# Printing a hood of a hoodie



## MBrhythm (Mar 1, 2007)

It's getting cold and the hoodie orders are coming in. I have a client looking to print their logo on the side of the hood on hoodies. 

Has anyone done this? 
Could you tell me the method you used?

I'll be using a manual press and plasticol ink.

MB


----------



## Teamwear (Mar 12, 2007)

Dark ink on light garment-plastisol one stroke.

If it is a black garment and you do not have a clamp device you may want to use vinyl if the deign will work with vinyl.

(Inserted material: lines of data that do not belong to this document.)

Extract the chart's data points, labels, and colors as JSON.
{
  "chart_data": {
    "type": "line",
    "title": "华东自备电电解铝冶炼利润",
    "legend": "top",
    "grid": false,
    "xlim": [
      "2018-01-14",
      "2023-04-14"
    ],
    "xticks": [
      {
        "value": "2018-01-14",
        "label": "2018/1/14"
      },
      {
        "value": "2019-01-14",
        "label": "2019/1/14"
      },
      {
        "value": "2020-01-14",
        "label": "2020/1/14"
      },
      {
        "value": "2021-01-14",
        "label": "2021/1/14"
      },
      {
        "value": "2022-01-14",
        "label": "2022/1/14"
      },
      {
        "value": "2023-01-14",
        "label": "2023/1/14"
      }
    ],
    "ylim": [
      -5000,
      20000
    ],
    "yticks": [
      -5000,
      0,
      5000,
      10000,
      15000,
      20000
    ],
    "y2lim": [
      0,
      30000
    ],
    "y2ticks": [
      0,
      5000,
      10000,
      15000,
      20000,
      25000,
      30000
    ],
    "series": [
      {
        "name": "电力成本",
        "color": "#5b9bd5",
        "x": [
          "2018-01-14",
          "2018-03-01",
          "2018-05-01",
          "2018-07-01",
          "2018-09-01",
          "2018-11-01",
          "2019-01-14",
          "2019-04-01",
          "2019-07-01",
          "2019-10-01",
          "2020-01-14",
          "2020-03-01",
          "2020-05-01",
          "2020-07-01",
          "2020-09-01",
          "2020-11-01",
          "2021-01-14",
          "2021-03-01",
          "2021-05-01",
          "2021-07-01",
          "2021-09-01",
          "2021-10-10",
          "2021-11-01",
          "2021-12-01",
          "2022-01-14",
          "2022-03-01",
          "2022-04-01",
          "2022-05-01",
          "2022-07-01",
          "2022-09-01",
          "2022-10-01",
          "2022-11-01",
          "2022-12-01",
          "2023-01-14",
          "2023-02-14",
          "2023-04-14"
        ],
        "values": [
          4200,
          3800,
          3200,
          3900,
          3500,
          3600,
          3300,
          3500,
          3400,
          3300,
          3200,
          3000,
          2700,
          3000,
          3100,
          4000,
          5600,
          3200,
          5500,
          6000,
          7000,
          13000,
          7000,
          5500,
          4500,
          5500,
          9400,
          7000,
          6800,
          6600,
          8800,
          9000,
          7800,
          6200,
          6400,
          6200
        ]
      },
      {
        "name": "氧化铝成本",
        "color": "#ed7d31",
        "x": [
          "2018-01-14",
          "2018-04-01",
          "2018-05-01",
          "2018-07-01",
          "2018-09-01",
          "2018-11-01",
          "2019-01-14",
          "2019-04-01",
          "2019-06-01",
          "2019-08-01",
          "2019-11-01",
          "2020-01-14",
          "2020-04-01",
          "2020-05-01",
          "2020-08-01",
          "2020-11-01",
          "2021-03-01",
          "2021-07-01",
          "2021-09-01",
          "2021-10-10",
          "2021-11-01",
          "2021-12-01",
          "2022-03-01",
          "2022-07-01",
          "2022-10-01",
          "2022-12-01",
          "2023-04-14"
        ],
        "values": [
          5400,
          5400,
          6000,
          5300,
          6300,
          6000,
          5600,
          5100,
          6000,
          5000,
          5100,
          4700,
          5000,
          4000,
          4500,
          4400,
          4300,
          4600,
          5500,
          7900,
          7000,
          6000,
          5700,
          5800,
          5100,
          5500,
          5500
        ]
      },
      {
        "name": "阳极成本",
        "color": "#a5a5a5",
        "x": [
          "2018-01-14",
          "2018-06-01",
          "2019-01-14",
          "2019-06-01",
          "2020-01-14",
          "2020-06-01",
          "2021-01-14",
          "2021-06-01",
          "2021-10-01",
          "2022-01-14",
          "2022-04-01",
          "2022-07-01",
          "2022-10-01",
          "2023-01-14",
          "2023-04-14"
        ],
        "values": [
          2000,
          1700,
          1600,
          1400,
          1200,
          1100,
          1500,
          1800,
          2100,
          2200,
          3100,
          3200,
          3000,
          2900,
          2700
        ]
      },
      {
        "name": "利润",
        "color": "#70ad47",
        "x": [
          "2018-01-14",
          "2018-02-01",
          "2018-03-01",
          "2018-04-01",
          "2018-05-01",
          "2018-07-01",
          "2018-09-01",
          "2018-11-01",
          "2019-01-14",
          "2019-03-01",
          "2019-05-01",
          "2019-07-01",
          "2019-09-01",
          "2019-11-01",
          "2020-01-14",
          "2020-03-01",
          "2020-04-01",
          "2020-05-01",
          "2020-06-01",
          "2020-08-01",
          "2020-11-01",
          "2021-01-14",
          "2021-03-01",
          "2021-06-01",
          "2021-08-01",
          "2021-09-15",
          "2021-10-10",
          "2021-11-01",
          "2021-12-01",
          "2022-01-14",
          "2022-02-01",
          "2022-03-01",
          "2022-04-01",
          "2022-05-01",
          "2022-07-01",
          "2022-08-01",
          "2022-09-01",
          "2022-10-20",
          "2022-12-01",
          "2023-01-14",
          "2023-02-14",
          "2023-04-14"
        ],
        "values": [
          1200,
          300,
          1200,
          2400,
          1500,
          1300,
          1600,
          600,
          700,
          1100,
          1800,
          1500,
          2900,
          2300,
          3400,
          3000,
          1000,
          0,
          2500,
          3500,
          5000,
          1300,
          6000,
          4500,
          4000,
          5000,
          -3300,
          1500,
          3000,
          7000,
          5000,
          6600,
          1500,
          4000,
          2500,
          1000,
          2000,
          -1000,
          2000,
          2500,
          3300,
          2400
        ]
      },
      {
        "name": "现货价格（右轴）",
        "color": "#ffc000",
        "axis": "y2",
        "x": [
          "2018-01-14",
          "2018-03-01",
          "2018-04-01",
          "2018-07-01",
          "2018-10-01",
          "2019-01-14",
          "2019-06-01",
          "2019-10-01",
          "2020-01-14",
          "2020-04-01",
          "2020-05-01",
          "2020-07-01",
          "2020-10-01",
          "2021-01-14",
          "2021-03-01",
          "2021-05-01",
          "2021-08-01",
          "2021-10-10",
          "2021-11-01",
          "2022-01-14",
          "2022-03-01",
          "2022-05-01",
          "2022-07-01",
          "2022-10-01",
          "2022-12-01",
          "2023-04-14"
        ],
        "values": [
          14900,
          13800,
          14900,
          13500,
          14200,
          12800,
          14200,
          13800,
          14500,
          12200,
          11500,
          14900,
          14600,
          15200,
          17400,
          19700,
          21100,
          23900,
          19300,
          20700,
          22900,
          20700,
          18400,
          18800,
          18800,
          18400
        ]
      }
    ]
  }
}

Popular placemenr right now though.


----------



## Dan K (Nov 15, 2006)

Your life will be much easier if you purchase hoodies that only have one layer of fabric in the hood. Most of them have two layers, but you can find a few one with layer, I think some American Apparel and some Jerzees.


----------



## kc6789 (Mar 28, 2010)

I'm going to cut my own triangular shaped platen and chop off the sharp edges about an inch or so.


----------



## hawaiianphatboy (Apr 28, 2008)

I just finished an order this week where I printed a two color design on the right side of the hood. Like DK said, try to get a shirt with a single layer hood. I had also made my own small pallets for youth size shirts. I used these pallets and placed the top of the hood on the left side of the pallet and the neck part of the hood on the right side of the pallet. I adjusted the design so when i burned the screen the logo would be sidewards so it would print correctly. The design was gold and white on a black hoody jacket. I printed both colors, flashed, the printed again. It actually came out looking pretty good, and that was the first time that I had ever seen on the side of the hood, but wish I could say it was my idea. It was the clients. Good Luck. Aloha


----------